This invention relates to power plant pollution reduction equipment, and, more particularly, to an apparatus that reacts NOx in a flue gas stream with a nitrogeneous compound such as a source of ammonia in the presence of a catalyst to reduce the NOx level of the flue gas.
In a fossil-fuel power plant, coal, oil, or natural gas is burned in a combustor. The combustion gas, also known as flue gas, heats water to form stream, which turns a turbine-generator to produce electric power. The flue gas stream is passed through an air preheater, such as a rotating wheel heat exchanger, that transfers heat from the flue gas to an incoming air stream that thereafter flows to the combustor.
The flue gas contains solid particulate and pollutant gases such as sulfur oxides, known as SOx, and nitrogen oxides, known as NOx.
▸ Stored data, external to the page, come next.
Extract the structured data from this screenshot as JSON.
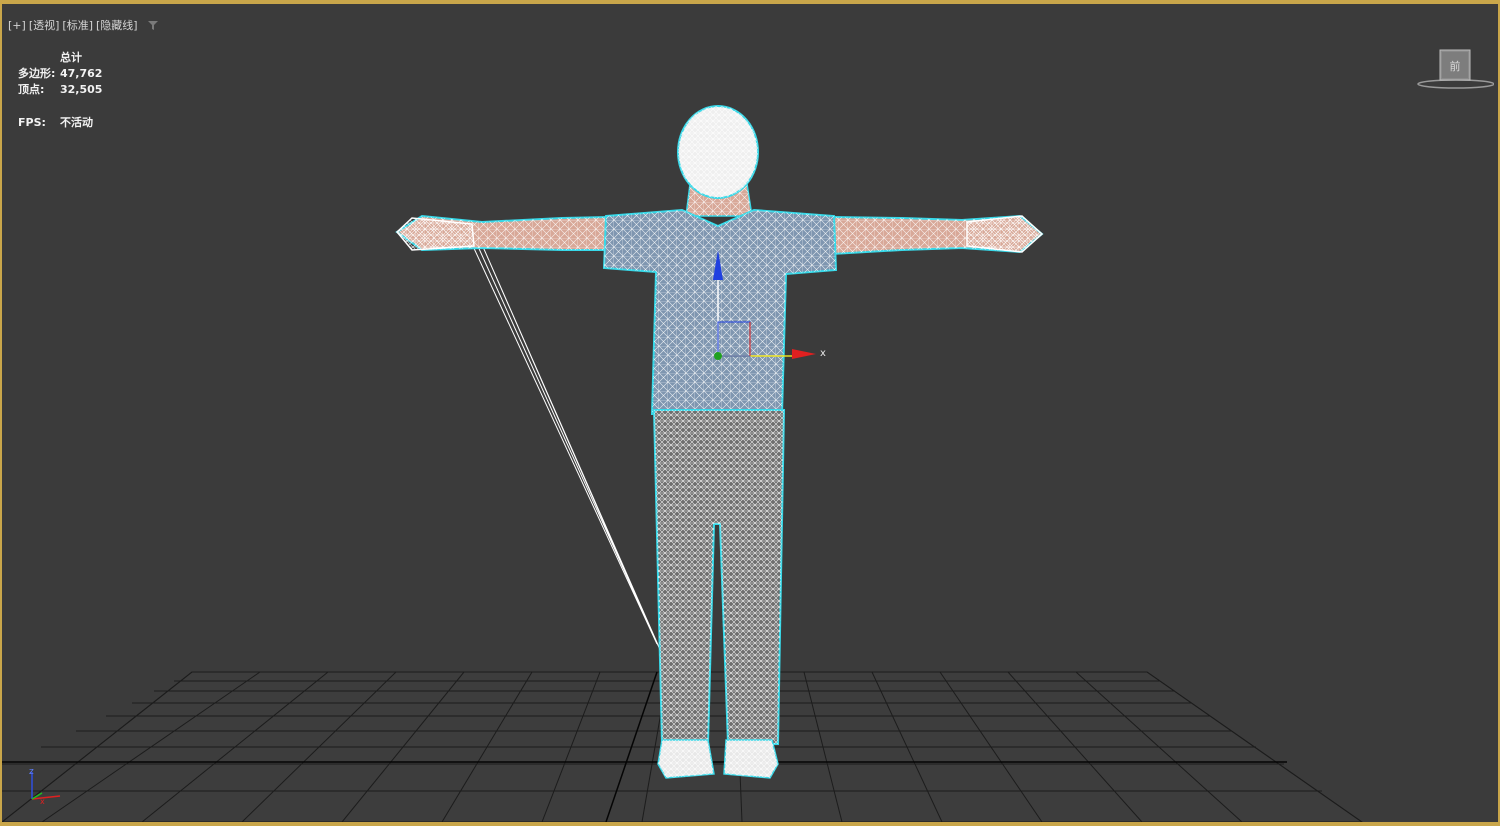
{
  "viewport": {
    "labels": [
      "[+]",
      "[透视]",
      "[标准]",
      "[隐藏线]"
    ]
  },
  "stats": {
    "header": "总计",
    "polygons_label": "多边形:",
    "polygons_value": "47,762",
    "vertices_label": "顶点:",
    "vertices_value": "32,505",
    "fps_label": "FPS:",
    "fps_value": "不活动"
  },
  "gizmo": {
    "x_label": "x"
  },
  "viewcube": {
    "face_label": "前"
  },
  "colors": {
    "background": "#3b3b3b",
    "active_border": "#c9a64a",
    "wire": "#ffffff",
    "selection_outline": "#37d8e8",
    "axis_x": "#e02020",
    "axis_y": "#20c020",
    "axis_z": "#2040e0",
    "grid": "#1a1a1a"
  },
  "icons": {
    "filter": "filter-icon",
    "world_axis": "world-axis-icon"
  }
}
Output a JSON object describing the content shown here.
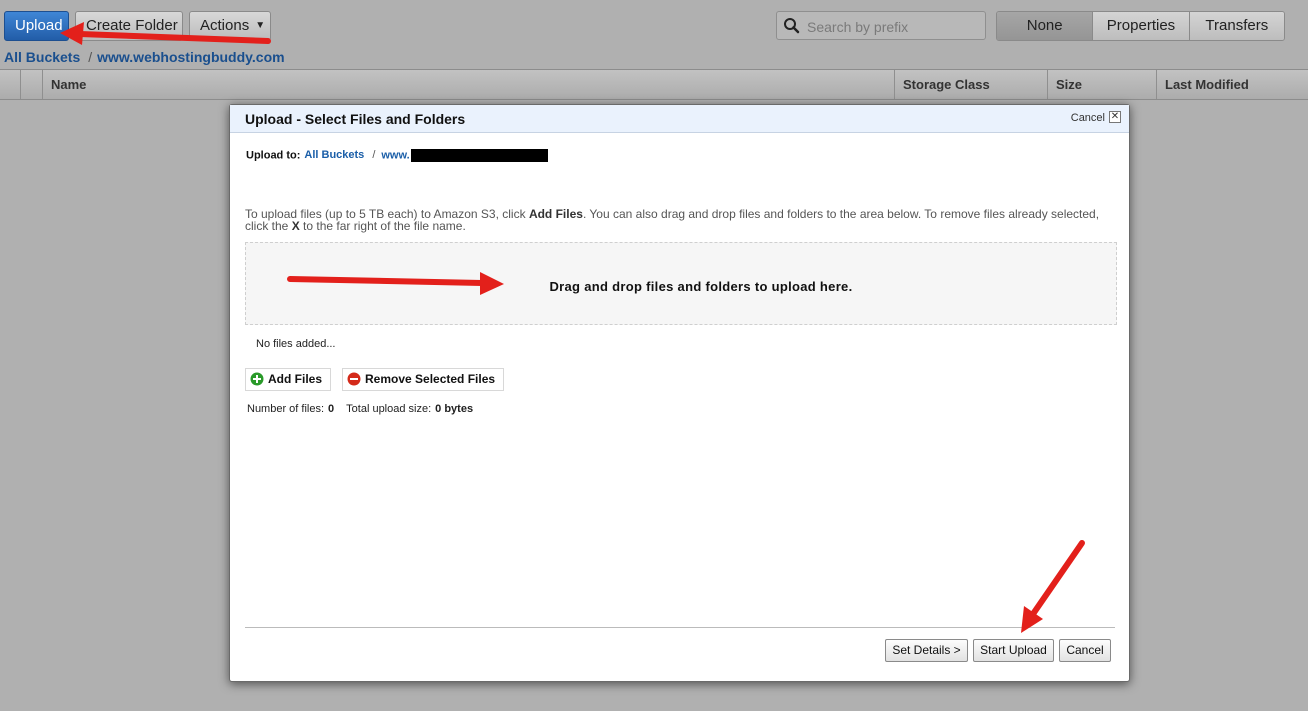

To remove the NOx, a nitrogenous compound such as ammonia is injected into the flue gas stream. The ammonia reacts with the NOx to form nitrogen and water, reducing the NOx content of the flue gas. The reaction of ammonia and NOx may be performed at high temperature without a catalyst, a process termed "selective noncatalytic reduction" (SNCR), or at lower temperature in the presence of a catalyst, a process termed "selective catalytic reduction" (SCR).
Selective noncatalytic reduction is accomplished by injecting a nitrogeneous compound such as a source of ammonia into the hot flue gas, and permitting the reduction reaction to occur in the flowing gas. Selective catalytic reduction is accomplished by placing catalyst onto surfaces of a stationary selective catalytic reduction assembly in the form of a fixed catalyst bed and/or onto some of the heat exchange elements of the air preheater. Ammonia is injected upstream of the catalytic reduction assembly and the catalyst-coated elements of the air preheater, as required to accomplish the reaction with NOx in the presence of the catalyst.
It is important to accomplish the reaction of the ammonia and NOx in an efficient manner, for maximum possible reaction of both the NOx and of the ammonia. If the reaction is incomplete, either NOx or ammonia (or both) may pass through to the stack gas and be emitted to the atmosphere. Both NOx and ammonia are classified as pollutants, and their emission is to be maintained within legal limits.
It has been observed in some power plants that, no matter how carefully the ammonia addition is controlled, the catalyzed reaction is incomplete and that either excess NOx or excess ammonia, or both, slip through to the stack gas. There is a need for an understanding of, and solution to, this problem. Such a solution would desirably improve the utilization of ammonia so that the catalyzed reaction between the NOx in the flue gas and the ammonia would be more nearly complete. The present invention fulfills this need, and further provides related advantages.